When the LMA Classic is overinflated, it can result in laryngeal mucosal damage and ischemia, resulting in sore throat, neuropraxia, regurgitation, and arytenoid dislocation.28,29,30,31 With the air-Q SP, regulation of intracuff pressure by airway pressure, resulting in a maintained lowered intracuff pressure and an optimized airway seal, is a previously identified clinical advantage.11 We were surprised, therefore, that the SGAs could not be differentiated on the basis of postoperative complications.

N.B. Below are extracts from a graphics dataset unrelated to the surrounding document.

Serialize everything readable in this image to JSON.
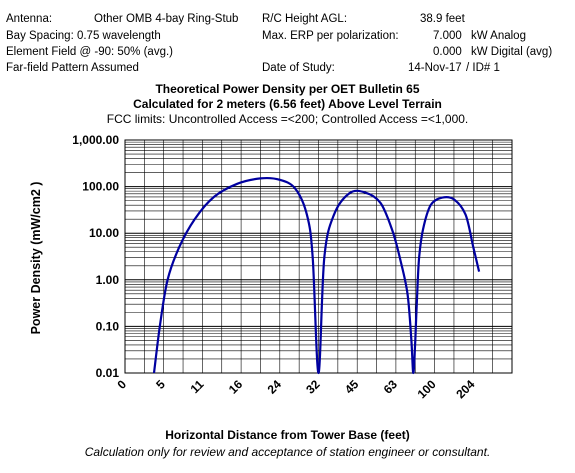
{
  "header": {
    "antenna_label": "Antenna:",
    "antenna_value": "Other OMB 4-bay Ring-Stub",
    "bay_spacing": "Bay Spacing:  0.75 wavelength",
    "element_field": "Element Field @ -90:  50% (avg.)",
    "pattern": "Far-field Pattern Assumed",
    "height_label": "R/C Height AGL:",
    "height_value": "38.9 feet",
    "erp_label": "Max. ERP per polarization:",
    "erp_analog_value": "7.000",
    "erp_analog_unit": "kW Analog",
    "erp_digital_value": "0.000",
    "erp_digital_unit": "kW Digital (avg)",
    "date_label": "Date of Study:",
    "date_value": "14-Nov-17",
    "id_value": "/ ID# 1"
  },
  "chart_data": {
    "type": "line",
    "title": "Theoretical Power Density per OET Bulletin 65",
    "subtitle": "Calculated for 2 meters (6.56 feet) Above Level Terrain",
    "limits_note": "FCC limits: Uncontrolled Access =<200; Controlled Access =<1,000.",
    "xlabel": "Horizontal Distance from Tower Base (feet)",
    "ylabel": "Power Density (mW/cm2 )",
    "y_scale": "log",
    "ylim": [
      0.01,
      1000
    ],
    "y_ticks": [
      "1,000.00",
      "100.00",
      "10.00",
      "1.00",
      "0.10",
      "0.01"
    ],
    "x_ticks": [
      "0",
      "5",
      "11",
      "16",
      "24",
      "32",
      "45",
      "63",
      "100",
      "204"
    ],
    "grid": true,
    "line_color": "#0000a0",
    "series": [
      {
        "x_index": [
          0.75,
          0.9,
          1.1,
          1.4,
          1.8,
          2.3,
          2.9,
          3.5,
          4.0,
          4.4,
          4.7,
          4.85,
          5.0,
          5.15,
          5.4,
          5.8,
          6.2,
          6.6,
          6.9,
          7.1,
          7.3,
          7.4,
          7.45,
          7.5,
          7.55,
          7.6,
          7.7,
          7.9,
          8.2,
          8.5,
          8.8,
          9.0,
          9.15
        ],
        "values": [
          0.01,
          0.1,
          1.0,
          5.0,
          20,
          60,
          115,
          150,
          140,
          90,
          25,
          3,
          0.01,
          3,
          25,
          72,
          75,
          45,
          12,
          3,
          0.5,
          0.05,
          0.01,
          0.05,
          0.5,
          3,
          12,
          40,
          58,
          53,
          25,
          5,
          1.5
        ]
      }
    ]
  },
  "footer": "Calculation only for review and acceptance of station engineer or consultant."
}
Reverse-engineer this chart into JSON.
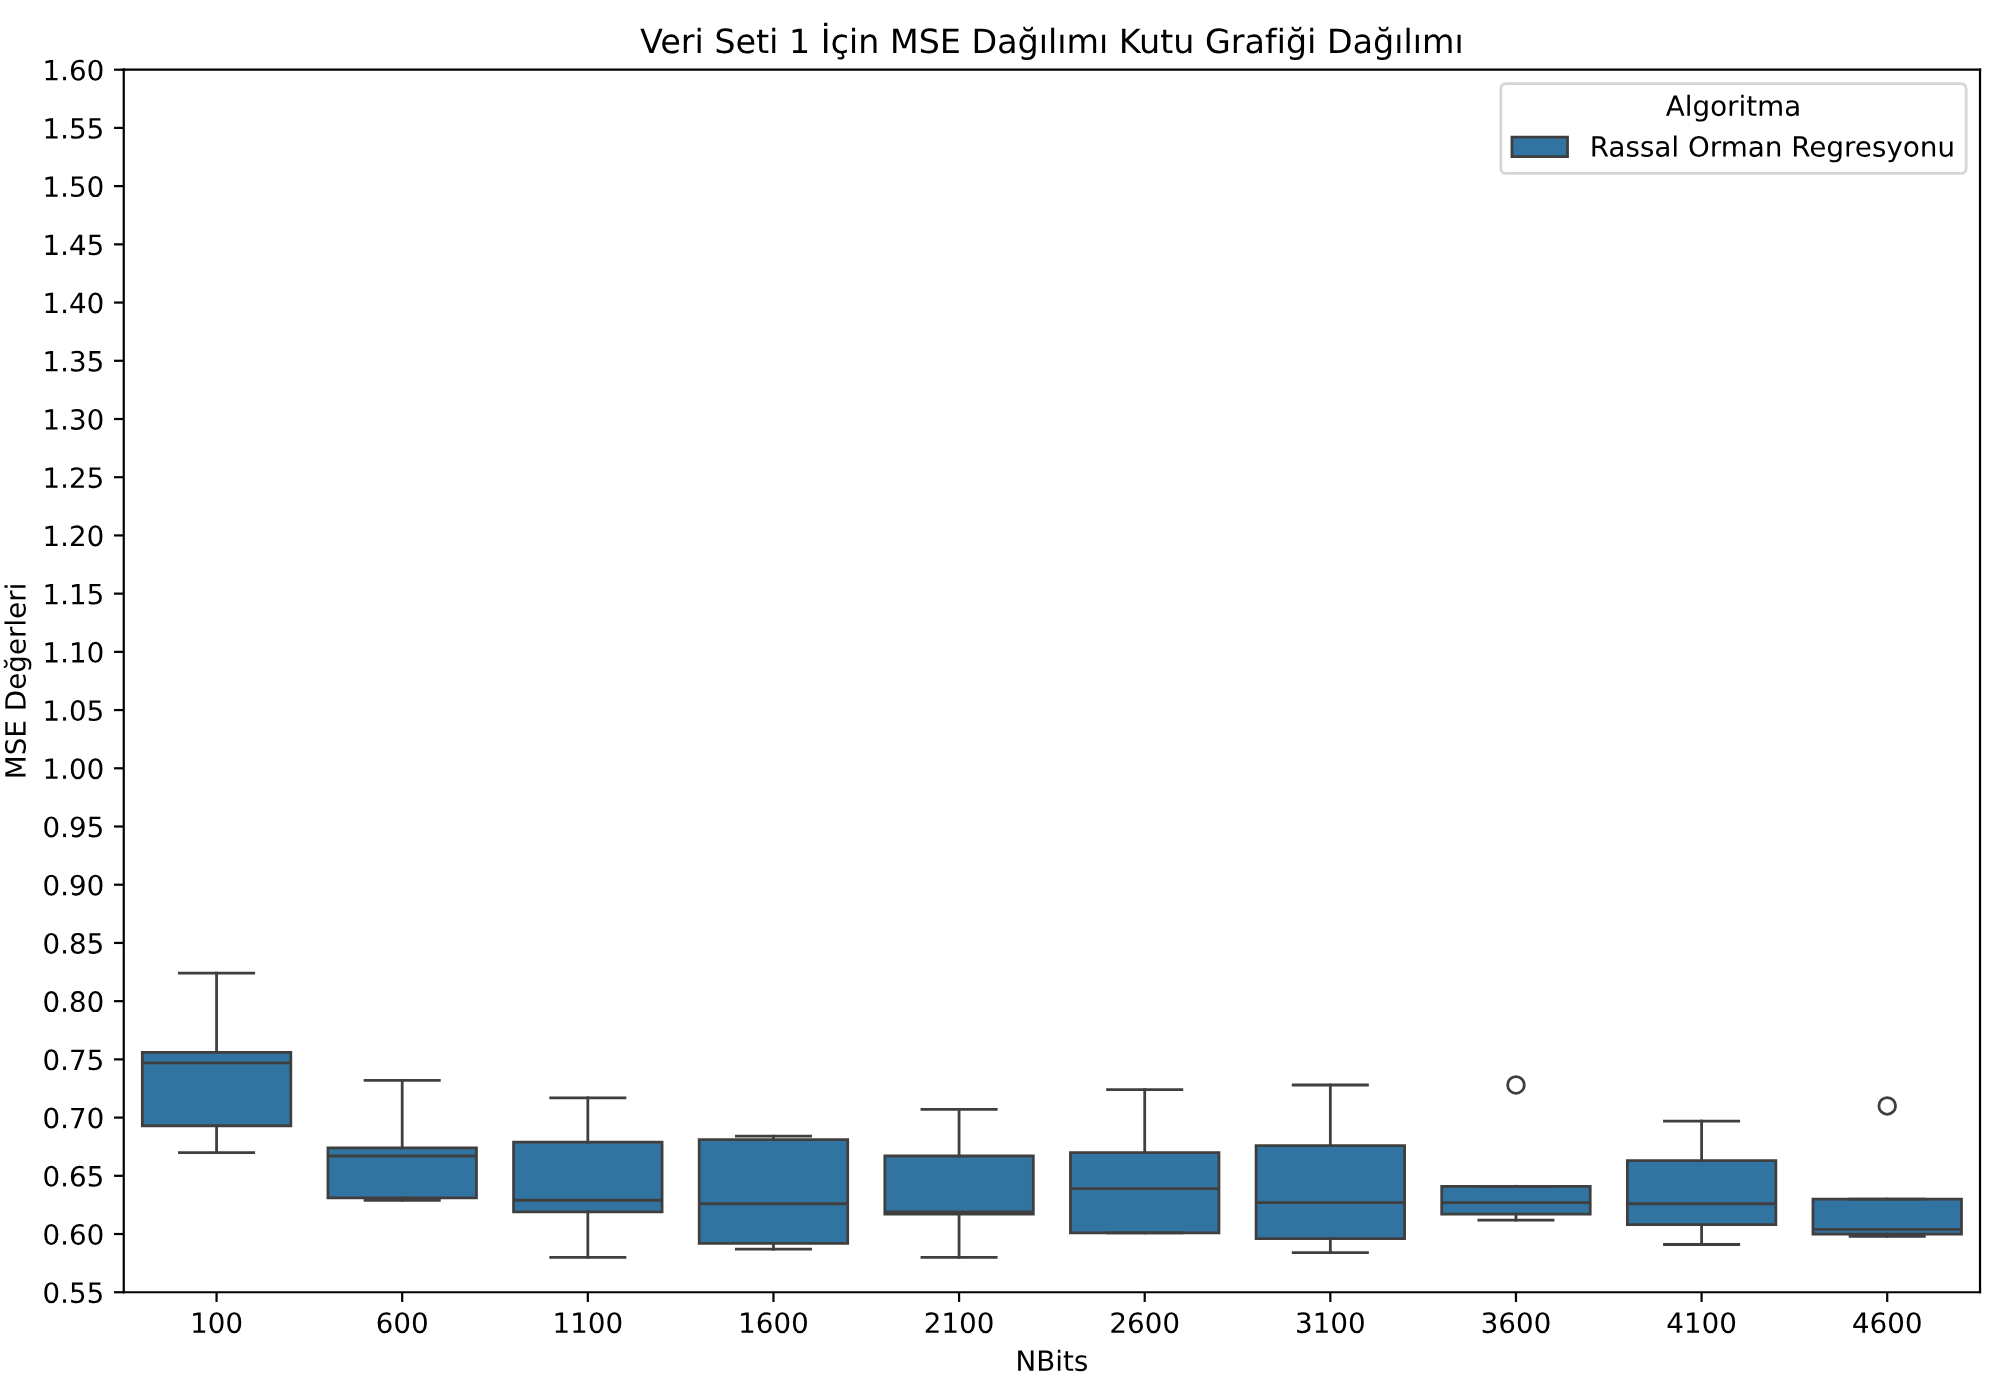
{
  "chart_data": {
    "type": "box",
    "title": "Veri Seti 1 İçin MSE Dağılımı Kutu Grafiği Dağılımı",
    "xlabel": "NBits",
    "ylabel": "MSE Değerleri",
    "legend_title": "Algoritma",
    "legend": "top right",
    "grid": false,
    "categories": [
      "100",
      "600",
      "1100",
      "1600",
      "2100",
      "2600",
      "3100",
      "3600",
      "4100",
      "4600"
    ],
    "ylim": [
      0.55,
      1.6
    ],
    "yticks": [
      0.55,
      {
        "value": 0.6,
        "label": "0.60"
      },
      0.65,
      {
        "value": 0.7,
        "label": "0.70"
      },
      0.75,
      {
        "value": 0.8,
        "label": "0.80"
      },
      0.85,
      {
        "value": 0.9,
        "label": "0.90"
      },
      0.95,
      {
        "value": 1.0,
        "label": "1.00"
      },
      1.05,
      {
        "value": 1.1,
        "label": "1.10"
      },
      1.15,
      {
        "value": 1.2,
        "label": "1.20"
      },
      1.25,
      {
        "value": 1.3,
        "label": "1.30"
      },
      1.35,
      {
        "value": 1.4,
        "label": "1.40"
      },
      1.45,
      {
        "value": 1.5,
        "label": "1.50"
      },
      1.55,
      {
        "value": 1.6,
        "label": "1.60"
      }
    ],
    "series": [
      {
        "name": "Rassal Orman Regresyonu",
        "color": "#3274a1",
        "boxes": [
          {
            "low": 0.67,
            "q1": 0.693,
            "median": 0.747,
            "q3": 0.756,
            "high": 0.824
          },
          {
            "low": 0.629,
            "q1": 0.631,
            "median": 0.667,
            "q3": 0.674,
            "high": 0.732
          },
          {
            "low": 0.58,
            "q1": 0.619,
            "median": 0.629,
            "q3": 0.679,
            "high": 0.717
          },
          {
            "low": 0.587,
            "q1": 0.592,
            "median": 0.626,
            "q3": 0.681,
            "high": 0.684
          },
          {
            "low": 0.58,
            "q1": 0.617,
            "median": 0.619,
            "q3": 0.667,
            "high": 0.707
          },
          {
            "low": 0.601,
            "q1": 0.601,
            "median": 0.639,
            "q3": 0.67,
            "high": 0.724
          },
          {
            "low": 0.584,
            "q1": 0.596,
            "median": 0.627,
            "q3": 0.676,
            "high": 0.728
          },
          {
            "low": 0.612,
            "q1": 0.617,
            "median": 0.627,
            "q3": 0.641,
            "high": 0.641,
            "outliers": [
              0.728
            ]
          },
          {
            "low": 0.591,
            "q1": 0.608,
            "median": 0.626,
            "q3": 0.663,
            "high": 0.697
          },
          {
            "low": 0.598,
            "q1": 0.6,
            "median": 0.604,
            "q3": 0.63,
            "high": 0.63,
            "outliers": [
              0.71
            ]
          }
        ]
      }
    ]
  }
}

Several limitations of this study are acknowledged. It included relatively healthy patients with an anticipated “easy airway”. Care must be taken when extrapolating these observations to patients with characteristics that can interfere with airway management (e.g., morbid obesity, abnormal airway anatomy, chronic obstructive pulmonary disease, etc.). We cannot preclude bias introduced by using a non-blinded clinician and research assistant. The study does not account for the potentially confounding variable of “learning curves” associated with insertion of the SGAs. Finally, the study is almost certainly underpowered to reveal differences in rare postoperative complication rates.

In conclusion, the faster insertion time of the air-Q SP and superior bronchoscopic view through the bronchoscope suggest that it offers advantages compared with the LMA Classic. We speculate that the air-Q SP may be a superior conduit for tracheal intubation.